Hilton also said it is time to start having conversations about Indian Act economics.
“What is it?” she said. “How do we see it? How do we experience it? How does it feel? When we see it, how do we talk about it? It is time to start talking about Indian Act economics.”
Hilton added there are two kinds of the economy functioning right now within the country.
“The first is the economy as we understand it and we get neat, tidy reports and a matrix generated and they tell us a story about this time,” she said. “The second is Indian Act economics.”
She also said Canadian officials have Indigenous people believing that reserve land is their territory.
“Reserve land is not our territory,” she said. “It is land that is set aside for us by the federal government. Indigenous Nations have entire territories and we are the original rightsholders. If there are economic projects happening off the reserve but in the territory, the denial of our economic participation in that development, that is Indian Act economics.”
This issue needs to be more openly discussed, Hilton said.
“We need to be talking about this in the boardrooms, in our offices,” she said. “We need to be comfortable asking questions what does this mean. We need to start being uncomfortable in what it is that we don’t understand and what it is that we need to collectively understand.”
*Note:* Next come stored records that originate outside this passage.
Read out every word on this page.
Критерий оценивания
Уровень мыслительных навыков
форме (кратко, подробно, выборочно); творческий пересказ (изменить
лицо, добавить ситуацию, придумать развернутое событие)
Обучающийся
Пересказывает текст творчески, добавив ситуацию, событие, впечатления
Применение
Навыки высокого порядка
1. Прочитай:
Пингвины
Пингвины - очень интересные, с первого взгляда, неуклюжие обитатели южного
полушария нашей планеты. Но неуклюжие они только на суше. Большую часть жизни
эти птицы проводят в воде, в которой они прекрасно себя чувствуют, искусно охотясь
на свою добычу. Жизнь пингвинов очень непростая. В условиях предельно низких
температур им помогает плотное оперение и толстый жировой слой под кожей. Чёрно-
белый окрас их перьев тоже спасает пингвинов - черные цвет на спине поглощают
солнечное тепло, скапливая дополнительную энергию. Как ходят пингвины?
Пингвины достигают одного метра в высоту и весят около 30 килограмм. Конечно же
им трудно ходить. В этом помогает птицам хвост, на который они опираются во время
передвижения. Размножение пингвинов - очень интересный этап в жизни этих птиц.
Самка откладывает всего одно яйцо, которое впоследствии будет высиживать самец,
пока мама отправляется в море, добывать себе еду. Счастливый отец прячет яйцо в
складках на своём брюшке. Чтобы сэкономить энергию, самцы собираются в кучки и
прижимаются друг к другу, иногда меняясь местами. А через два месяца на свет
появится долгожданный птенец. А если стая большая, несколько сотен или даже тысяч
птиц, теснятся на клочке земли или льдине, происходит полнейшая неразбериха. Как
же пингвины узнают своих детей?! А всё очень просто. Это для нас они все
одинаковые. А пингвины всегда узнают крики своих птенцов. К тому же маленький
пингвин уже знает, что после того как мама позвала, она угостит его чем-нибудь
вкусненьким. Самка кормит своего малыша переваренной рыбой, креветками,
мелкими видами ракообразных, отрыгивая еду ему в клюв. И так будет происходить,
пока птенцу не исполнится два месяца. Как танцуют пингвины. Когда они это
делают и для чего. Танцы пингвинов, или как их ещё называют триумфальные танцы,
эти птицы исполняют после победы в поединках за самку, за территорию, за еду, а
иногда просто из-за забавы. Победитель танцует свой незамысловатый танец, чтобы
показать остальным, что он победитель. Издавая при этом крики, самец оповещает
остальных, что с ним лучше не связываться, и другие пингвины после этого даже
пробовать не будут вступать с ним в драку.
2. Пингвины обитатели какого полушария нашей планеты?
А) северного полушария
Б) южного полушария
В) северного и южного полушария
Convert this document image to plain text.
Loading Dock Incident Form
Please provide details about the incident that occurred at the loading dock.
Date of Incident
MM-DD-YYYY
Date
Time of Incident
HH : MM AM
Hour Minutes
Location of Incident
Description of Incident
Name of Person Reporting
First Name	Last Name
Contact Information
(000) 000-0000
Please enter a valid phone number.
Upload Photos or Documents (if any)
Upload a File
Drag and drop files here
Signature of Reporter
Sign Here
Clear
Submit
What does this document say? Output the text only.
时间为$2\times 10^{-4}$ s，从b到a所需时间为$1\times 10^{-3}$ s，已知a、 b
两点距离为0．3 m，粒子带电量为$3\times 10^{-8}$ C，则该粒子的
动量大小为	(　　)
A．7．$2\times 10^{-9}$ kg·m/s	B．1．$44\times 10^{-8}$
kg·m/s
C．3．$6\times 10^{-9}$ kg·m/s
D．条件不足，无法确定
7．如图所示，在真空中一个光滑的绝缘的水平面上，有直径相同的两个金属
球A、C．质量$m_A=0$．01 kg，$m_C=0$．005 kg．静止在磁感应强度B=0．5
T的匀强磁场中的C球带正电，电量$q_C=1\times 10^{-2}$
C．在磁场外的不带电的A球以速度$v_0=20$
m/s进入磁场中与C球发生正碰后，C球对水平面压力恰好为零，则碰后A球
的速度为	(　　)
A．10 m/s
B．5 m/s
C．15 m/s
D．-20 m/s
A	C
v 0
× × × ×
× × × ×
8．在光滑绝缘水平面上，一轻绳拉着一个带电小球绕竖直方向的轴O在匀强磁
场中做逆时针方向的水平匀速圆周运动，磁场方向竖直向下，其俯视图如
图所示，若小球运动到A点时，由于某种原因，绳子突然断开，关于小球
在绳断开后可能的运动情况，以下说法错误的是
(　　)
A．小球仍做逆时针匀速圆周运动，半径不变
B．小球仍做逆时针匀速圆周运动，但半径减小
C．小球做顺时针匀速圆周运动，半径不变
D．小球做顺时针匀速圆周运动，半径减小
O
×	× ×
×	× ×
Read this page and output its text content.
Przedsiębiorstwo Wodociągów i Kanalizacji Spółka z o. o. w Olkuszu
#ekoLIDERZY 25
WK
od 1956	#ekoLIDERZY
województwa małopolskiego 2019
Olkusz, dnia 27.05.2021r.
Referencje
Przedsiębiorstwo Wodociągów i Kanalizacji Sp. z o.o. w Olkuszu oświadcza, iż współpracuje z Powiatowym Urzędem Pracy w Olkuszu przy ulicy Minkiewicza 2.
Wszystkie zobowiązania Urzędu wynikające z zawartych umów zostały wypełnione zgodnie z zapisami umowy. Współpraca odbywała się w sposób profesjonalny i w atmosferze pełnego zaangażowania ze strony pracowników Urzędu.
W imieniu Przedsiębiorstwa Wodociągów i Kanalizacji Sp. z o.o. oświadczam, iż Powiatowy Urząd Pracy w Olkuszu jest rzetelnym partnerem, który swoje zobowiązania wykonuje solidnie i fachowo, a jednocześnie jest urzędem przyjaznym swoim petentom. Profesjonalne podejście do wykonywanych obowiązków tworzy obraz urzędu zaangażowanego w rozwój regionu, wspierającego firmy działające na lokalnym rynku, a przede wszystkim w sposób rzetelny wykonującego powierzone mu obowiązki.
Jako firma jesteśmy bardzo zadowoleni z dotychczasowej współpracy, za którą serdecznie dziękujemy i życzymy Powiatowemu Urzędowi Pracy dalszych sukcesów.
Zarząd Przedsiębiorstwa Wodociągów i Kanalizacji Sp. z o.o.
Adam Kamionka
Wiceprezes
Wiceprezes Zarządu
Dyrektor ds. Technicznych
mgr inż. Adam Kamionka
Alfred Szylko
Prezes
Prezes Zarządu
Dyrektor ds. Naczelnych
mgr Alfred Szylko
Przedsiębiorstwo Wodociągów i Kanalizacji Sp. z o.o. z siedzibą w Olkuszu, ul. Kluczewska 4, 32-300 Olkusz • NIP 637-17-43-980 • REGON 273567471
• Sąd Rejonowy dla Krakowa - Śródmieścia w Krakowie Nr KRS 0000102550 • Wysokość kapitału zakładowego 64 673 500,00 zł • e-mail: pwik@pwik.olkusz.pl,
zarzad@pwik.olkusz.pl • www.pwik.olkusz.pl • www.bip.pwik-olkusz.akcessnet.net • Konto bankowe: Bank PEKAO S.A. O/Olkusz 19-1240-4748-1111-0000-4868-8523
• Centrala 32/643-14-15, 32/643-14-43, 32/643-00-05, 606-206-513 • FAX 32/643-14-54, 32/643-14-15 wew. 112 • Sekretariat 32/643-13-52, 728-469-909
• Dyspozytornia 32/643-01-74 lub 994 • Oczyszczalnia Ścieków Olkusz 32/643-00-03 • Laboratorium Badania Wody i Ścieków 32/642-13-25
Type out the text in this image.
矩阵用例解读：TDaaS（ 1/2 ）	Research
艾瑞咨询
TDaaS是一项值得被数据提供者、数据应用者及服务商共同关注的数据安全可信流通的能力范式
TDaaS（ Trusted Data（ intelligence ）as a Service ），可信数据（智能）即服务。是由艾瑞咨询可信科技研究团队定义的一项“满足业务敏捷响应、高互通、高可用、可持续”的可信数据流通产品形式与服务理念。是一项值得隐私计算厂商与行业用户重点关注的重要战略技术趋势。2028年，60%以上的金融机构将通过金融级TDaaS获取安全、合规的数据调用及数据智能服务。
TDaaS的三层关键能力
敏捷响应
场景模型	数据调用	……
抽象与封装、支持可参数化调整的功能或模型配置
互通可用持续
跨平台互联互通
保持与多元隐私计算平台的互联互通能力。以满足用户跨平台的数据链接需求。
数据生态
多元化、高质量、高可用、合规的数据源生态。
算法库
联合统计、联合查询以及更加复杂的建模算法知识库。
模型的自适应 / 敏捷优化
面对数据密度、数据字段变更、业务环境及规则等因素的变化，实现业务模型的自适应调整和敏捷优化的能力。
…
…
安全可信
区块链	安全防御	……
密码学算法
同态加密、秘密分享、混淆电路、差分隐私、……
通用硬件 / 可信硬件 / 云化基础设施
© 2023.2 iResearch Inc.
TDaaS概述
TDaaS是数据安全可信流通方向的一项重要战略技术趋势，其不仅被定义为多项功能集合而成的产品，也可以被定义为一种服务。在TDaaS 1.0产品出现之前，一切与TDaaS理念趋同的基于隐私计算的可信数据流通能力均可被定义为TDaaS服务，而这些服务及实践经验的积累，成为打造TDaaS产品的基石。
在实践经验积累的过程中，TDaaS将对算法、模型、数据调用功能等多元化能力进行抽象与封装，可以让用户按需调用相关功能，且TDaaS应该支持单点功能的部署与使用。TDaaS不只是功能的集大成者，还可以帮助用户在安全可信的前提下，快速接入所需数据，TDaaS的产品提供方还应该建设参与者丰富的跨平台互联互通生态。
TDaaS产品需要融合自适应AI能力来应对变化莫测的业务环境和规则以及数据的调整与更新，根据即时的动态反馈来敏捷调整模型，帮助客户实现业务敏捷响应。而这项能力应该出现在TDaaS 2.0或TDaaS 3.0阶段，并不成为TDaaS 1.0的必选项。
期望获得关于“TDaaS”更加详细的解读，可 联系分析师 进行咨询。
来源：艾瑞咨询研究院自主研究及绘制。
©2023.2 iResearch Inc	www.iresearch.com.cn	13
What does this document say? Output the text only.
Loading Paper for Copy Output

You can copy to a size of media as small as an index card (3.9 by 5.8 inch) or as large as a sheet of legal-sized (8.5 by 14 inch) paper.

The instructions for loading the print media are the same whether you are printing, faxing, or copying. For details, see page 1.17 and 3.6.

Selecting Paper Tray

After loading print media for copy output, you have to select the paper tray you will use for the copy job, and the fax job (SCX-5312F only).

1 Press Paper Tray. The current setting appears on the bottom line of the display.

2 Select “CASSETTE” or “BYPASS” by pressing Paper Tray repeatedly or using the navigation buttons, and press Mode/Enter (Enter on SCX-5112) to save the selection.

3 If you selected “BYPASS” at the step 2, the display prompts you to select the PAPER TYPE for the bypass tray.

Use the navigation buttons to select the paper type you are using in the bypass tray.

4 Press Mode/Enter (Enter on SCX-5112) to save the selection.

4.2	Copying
Hilton also said the Indian Act essentially facilitates an inadequate investment meant for Indigenous Nations, by creating a perception of risk for financial institutions - essentially creating a higher cost of money.
“It’s the absence of legal frameworks,” she added. “It’s the absence of Indigenous-led economic institutions. It’s the location of the reserves. It’s the population, of where we live, the externalization of decision making. All of that is Indian Act economics.”
Canada’s parliament first passed the Indian Act in 1876. Though amended over the years, it is still in effect today.
“The Indian Act is purposely designed to assimilate Indigenous people,” Hilton said. “It is meant to sever the generations. Indian Act economics is the denial of dignity of Indigenous people. It’s the foundation for the formation of the Indigenous socio-economic gap today. This Indigenous socio-economic gap in itself is an expression of the outcomes of the imposed systems of dependency through the Indian Act.”
Hilton also questioned whether the Indian Act is ethical.
“To be able to have the conversation, to bring leadership to that perspective, to be uncomfortable to have in the space that identifies what is our response if it is, if it isn’t,” she said. “This is about the response to the rise of Indigenous economic power. Canada exists in a paradox today. It is in the interplay between the release of power and control and adapting and adjusting and advancing Indigenous legal and economic environment.”
Hilton said that her upcoming book also provides details, through interviews she conducted, that Canadians are absolutely affected by the Indian Act.
“It’s just that they don’t know it, that they’re affected by it,” she said. “If the Indian Act is preventing the full participation of First Nations in the Canadian economy and if the Indian Act is limiting in any way that participation and a wealth creation and a wellbeing of Indigenous communities by virtue of these barriers, that puts to that participation Canadians are absolutely affected by it but possibly just not aware of it.”
The three-day Indigenous Bay Street conference included various other sessions. The goal of the event was to showcase the strength of the Indigenous economy and to build bridges towards economic reconciliation.